In adult mice, MIM is strongly expressed in the kidney cortex. The testing of 24-hour urine samples from 8 month-old wild-type and MIM-/- littermates within the metabolic screen in the German Mouse Clinic revealed alterations in several parameters. First, MIM null mice displayed significantly higher water intake and urine production compared to wild-type littermates. In addition, urinary wasting of electrolytes (Ca2+, Mg2+, K+, Na+) per 24 hours was increased. These results suggest that MIM-/- mice suffer from reduced tubular water and electrolyte absorption of the kidney. Detailed histological analysis revealed dramatic changes in the kidney morphology. Based on the observed pathological changes, the progression of the kidney disease in MIM-/- mice was categorized into three stages leading to massive fibrosis together with glomerular degeneration in the last stage of the disease. The analysis of kidney ultrastructures using transmission electron microscopy (TEM) revealed atrophic changes of the renal proximal tubules of the mutant mice. The electron microscopy revealed a thickening of the basement membrane and dilated lateral intercellular spaces at the cell-cell contacts(tight junctions), too . The lateral intercellular space represents a pathway for fluid and ion transport and the observed changes in the ultrastructure of MIM-/- kidneys are thus consistent with polyuria and renal electrolyte wasting in these mice.
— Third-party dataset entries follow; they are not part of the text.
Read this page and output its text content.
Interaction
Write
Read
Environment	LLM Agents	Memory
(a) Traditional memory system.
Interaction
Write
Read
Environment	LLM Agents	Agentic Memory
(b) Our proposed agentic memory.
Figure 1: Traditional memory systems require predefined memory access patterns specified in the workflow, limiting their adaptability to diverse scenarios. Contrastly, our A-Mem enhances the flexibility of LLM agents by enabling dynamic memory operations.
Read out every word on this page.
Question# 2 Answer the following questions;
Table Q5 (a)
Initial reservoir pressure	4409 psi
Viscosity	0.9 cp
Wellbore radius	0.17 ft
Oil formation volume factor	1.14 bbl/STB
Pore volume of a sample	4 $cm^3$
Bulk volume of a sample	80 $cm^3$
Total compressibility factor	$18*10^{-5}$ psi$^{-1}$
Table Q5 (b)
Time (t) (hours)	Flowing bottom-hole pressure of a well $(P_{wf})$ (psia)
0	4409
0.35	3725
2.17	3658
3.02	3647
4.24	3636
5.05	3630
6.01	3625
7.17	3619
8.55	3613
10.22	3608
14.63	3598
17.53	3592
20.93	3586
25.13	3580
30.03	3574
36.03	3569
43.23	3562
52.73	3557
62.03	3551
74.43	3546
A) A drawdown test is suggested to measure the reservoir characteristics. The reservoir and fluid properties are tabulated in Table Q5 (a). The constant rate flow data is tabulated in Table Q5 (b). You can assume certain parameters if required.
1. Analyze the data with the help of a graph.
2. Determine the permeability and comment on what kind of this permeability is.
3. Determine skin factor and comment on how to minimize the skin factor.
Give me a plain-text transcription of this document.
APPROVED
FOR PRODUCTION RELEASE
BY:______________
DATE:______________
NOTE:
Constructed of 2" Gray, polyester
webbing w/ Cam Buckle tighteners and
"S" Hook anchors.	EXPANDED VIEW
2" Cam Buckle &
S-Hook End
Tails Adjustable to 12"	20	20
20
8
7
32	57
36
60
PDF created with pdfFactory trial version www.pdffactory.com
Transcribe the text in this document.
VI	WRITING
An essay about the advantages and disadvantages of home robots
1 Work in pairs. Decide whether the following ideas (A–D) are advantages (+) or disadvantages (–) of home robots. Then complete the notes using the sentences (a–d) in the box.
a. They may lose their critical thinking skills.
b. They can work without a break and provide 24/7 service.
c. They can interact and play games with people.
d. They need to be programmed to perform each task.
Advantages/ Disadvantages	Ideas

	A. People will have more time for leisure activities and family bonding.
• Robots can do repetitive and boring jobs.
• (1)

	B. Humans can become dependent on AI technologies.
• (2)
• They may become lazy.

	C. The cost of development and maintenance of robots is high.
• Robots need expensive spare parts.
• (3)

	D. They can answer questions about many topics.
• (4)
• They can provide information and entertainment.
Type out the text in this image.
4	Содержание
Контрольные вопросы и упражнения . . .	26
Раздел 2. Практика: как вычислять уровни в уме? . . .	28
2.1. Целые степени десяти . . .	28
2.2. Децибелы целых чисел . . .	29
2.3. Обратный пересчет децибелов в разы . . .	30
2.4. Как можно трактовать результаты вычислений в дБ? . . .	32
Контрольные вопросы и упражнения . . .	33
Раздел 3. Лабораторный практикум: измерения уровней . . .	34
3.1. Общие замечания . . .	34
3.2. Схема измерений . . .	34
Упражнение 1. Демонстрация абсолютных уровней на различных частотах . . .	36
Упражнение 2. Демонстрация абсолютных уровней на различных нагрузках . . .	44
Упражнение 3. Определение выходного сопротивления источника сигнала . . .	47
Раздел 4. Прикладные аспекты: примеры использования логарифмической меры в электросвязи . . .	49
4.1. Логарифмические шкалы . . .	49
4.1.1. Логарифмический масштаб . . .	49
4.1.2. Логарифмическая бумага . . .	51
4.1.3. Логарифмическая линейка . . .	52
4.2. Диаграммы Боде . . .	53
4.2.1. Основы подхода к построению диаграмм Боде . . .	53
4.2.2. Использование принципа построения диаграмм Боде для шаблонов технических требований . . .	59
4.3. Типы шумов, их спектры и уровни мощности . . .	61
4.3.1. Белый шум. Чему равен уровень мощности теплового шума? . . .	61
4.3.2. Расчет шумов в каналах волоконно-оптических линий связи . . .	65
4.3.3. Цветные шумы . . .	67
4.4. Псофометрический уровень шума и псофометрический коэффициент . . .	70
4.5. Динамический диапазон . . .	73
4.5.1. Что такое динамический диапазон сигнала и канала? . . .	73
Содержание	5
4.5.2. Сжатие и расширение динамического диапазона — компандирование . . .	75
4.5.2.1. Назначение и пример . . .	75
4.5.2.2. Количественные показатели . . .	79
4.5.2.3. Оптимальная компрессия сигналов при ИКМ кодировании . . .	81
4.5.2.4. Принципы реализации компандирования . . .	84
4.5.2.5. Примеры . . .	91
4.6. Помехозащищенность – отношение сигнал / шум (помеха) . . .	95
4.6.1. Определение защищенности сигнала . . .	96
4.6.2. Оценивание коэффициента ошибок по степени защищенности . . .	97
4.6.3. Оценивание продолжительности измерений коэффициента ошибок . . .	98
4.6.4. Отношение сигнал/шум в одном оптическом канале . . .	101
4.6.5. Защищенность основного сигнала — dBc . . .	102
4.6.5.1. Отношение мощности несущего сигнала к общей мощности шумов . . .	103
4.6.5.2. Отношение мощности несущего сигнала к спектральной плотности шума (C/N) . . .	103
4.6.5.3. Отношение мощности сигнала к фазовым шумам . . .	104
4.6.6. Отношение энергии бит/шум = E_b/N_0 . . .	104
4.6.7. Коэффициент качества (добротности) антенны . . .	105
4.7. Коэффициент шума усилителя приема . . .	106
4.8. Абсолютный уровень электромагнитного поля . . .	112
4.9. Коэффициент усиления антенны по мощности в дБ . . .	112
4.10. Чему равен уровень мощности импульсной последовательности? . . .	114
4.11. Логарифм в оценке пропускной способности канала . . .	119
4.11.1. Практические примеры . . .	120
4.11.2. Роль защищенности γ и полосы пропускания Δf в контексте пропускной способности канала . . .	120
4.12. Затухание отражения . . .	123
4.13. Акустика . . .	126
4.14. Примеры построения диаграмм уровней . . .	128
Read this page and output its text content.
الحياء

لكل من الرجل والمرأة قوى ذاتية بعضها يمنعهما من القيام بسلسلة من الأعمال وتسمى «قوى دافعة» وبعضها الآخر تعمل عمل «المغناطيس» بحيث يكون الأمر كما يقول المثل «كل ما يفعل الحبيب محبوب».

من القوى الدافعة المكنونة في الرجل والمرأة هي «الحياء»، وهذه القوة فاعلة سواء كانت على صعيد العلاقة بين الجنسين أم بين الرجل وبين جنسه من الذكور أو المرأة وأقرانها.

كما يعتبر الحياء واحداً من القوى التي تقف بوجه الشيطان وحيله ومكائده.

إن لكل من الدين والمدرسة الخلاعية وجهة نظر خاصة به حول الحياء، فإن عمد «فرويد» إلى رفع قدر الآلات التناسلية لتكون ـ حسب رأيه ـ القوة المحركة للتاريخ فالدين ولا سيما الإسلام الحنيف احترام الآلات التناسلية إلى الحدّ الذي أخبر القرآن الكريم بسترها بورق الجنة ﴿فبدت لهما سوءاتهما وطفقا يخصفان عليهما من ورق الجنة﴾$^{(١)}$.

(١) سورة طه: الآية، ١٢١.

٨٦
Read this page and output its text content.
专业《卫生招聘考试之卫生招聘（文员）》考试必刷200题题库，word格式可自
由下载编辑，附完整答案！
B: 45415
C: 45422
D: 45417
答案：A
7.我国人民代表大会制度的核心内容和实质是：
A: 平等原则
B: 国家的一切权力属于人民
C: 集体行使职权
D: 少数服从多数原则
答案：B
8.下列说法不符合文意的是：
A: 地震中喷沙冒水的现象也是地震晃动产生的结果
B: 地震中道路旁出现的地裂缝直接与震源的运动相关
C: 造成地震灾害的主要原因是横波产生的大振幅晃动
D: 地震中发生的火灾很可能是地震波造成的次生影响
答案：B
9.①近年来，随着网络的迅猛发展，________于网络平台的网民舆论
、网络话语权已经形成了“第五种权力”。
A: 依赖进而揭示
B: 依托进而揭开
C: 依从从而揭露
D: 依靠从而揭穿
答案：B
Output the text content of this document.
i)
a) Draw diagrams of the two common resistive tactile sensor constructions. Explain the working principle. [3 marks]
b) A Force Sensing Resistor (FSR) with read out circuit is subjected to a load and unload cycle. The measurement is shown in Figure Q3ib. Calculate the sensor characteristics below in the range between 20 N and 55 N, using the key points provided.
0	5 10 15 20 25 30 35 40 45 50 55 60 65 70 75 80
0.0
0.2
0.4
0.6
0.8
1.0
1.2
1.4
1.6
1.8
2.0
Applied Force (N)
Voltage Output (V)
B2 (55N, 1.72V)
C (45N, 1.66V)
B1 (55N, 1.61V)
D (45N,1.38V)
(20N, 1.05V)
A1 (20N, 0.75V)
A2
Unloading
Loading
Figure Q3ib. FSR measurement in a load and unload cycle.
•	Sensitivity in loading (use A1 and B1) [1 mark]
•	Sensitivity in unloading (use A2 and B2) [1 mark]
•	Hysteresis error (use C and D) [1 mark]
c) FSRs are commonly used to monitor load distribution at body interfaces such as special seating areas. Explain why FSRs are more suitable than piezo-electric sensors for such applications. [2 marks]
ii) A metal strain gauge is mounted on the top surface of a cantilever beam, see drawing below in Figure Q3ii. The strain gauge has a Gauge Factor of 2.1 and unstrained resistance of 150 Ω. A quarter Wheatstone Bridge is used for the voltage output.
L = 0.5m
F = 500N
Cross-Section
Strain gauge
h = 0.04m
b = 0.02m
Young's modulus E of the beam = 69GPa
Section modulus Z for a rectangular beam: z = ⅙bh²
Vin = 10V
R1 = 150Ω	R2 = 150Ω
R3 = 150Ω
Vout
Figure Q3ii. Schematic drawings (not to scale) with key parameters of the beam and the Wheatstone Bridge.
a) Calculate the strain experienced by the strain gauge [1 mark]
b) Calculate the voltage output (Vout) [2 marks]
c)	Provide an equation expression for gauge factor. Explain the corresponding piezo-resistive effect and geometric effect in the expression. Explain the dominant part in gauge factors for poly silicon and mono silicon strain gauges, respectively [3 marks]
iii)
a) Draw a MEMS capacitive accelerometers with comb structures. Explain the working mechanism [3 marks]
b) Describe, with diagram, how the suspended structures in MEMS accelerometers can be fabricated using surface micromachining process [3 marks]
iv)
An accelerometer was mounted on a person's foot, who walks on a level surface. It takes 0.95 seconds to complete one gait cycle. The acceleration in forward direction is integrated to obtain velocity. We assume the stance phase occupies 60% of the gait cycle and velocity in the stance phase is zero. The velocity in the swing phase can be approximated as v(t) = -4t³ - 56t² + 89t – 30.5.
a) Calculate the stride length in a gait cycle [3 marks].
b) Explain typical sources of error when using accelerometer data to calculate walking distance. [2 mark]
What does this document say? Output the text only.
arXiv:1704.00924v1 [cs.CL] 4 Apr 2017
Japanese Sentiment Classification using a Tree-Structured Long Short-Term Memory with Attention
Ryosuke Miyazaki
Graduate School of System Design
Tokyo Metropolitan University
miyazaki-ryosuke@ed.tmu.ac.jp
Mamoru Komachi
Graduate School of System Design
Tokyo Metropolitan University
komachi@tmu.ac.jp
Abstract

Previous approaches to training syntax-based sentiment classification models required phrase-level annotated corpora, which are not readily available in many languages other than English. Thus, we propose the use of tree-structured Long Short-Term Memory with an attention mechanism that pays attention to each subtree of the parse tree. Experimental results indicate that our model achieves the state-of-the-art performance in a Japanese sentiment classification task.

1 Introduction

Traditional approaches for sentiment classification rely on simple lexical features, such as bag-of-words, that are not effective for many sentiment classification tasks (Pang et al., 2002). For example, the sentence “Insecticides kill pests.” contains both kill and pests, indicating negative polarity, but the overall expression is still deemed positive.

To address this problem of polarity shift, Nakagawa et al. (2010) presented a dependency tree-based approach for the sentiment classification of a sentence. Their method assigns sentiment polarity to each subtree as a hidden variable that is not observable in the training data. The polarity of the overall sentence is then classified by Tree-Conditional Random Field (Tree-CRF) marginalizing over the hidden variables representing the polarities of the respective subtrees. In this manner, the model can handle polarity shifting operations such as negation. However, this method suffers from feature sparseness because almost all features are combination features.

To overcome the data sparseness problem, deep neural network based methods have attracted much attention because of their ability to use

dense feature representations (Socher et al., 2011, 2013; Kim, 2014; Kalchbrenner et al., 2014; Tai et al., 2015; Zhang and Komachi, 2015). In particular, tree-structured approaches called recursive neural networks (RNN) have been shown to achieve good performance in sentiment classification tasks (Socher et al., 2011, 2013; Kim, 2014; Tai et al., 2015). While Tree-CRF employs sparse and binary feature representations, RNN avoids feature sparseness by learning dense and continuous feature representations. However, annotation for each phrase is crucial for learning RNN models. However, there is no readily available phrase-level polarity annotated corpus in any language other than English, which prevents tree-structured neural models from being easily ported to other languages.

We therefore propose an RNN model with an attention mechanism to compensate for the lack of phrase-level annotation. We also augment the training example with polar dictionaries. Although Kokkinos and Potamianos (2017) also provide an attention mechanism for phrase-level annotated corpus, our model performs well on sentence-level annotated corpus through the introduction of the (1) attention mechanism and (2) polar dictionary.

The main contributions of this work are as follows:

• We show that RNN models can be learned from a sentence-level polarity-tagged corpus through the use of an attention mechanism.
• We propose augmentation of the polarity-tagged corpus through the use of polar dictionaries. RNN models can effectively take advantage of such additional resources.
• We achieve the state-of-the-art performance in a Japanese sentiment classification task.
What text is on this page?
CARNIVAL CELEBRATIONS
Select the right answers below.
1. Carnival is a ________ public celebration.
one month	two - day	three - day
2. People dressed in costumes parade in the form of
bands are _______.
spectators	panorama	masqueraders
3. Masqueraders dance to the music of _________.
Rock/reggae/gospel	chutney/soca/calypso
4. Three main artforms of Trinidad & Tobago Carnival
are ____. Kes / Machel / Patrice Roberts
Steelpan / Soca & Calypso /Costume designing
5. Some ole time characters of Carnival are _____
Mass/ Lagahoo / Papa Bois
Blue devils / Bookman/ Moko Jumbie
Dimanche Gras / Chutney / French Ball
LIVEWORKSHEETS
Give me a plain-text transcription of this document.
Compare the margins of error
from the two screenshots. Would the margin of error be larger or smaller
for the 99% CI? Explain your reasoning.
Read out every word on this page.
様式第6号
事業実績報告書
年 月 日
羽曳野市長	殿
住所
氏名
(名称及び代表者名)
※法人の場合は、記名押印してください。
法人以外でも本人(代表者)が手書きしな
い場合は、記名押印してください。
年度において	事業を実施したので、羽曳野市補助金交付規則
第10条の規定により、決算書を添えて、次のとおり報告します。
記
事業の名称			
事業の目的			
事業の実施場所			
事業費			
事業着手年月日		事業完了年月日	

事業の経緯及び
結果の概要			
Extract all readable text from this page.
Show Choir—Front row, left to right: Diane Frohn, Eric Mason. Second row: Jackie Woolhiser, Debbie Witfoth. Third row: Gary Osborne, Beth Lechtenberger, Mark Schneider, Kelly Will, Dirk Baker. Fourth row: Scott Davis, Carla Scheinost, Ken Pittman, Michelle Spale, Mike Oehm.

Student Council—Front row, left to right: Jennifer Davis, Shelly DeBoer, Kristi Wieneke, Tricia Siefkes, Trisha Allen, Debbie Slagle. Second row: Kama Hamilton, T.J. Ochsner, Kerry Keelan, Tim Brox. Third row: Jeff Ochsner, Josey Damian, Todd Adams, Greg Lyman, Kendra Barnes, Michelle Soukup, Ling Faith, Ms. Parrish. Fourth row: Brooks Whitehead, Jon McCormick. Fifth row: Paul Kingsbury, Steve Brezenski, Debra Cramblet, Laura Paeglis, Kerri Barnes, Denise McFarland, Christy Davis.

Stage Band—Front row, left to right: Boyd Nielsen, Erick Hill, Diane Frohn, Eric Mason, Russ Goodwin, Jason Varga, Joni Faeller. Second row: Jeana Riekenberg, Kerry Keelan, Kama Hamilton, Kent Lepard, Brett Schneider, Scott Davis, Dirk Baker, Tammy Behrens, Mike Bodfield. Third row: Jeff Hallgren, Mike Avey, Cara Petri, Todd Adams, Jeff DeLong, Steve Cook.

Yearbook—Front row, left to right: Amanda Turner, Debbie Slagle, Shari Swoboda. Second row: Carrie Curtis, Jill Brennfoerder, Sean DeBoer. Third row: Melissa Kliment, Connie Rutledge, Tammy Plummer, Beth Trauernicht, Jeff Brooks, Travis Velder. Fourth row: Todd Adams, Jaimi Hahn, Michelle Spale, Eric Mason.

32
Similar ultrastructural changes in the kidney epithelia leading to polyuria and electrolyte wasting as described here for MIM-/- mice were previously detected in mice lacking tight junction component claudin 16 as well as in humans suffering from nephronophthisis (NPHP) and kaliopenic nephropathy. This suggests that defects in cell-cell contacts compromising epithelial integrity can reduce osmotic gradient for effective water reabsorption, and thus lead to polyuria.

Reduced bone mass due to disturbed urinary concentration
In the clinical chemistry screen of the GMC, increased plasma alkaline phosphatase (ALP) levels were detected in MIM null mice, suggesting that they have a higher bone turnover rate compared to wild-type mice. Bone densitometry using dual-energy X-ray absorptiometry (DEXA) in the dysmorphology screen confirmed that both bone mineral content (BMC) and bone content were significantly decreased in MIM mutants. This effect might represent a secondary effect of the kidney defect (e.g. altered calcium homeostasis) because MIM expression is undetectable in developing and adult bones and similar bone abnormalities were previously reported for other mutant animals and human diseases with kidney defects.
In the future, it will be important to determine the exact mechanism by which MIM promotes actin and plasma membrane dynamics to maintain cell-cell contacts in various epithelia, and to elucidate how this activity is linked to metastatic behavior of cancers.


Missing-in-metastasis is required for kidney epithelia integrity but is dispensable for Sonic hedgehog signaling, Mattila et al., J Cell Sci. 2011 Apr 15;124(Pt 8):1245-55. Epub 2011 Mar 15.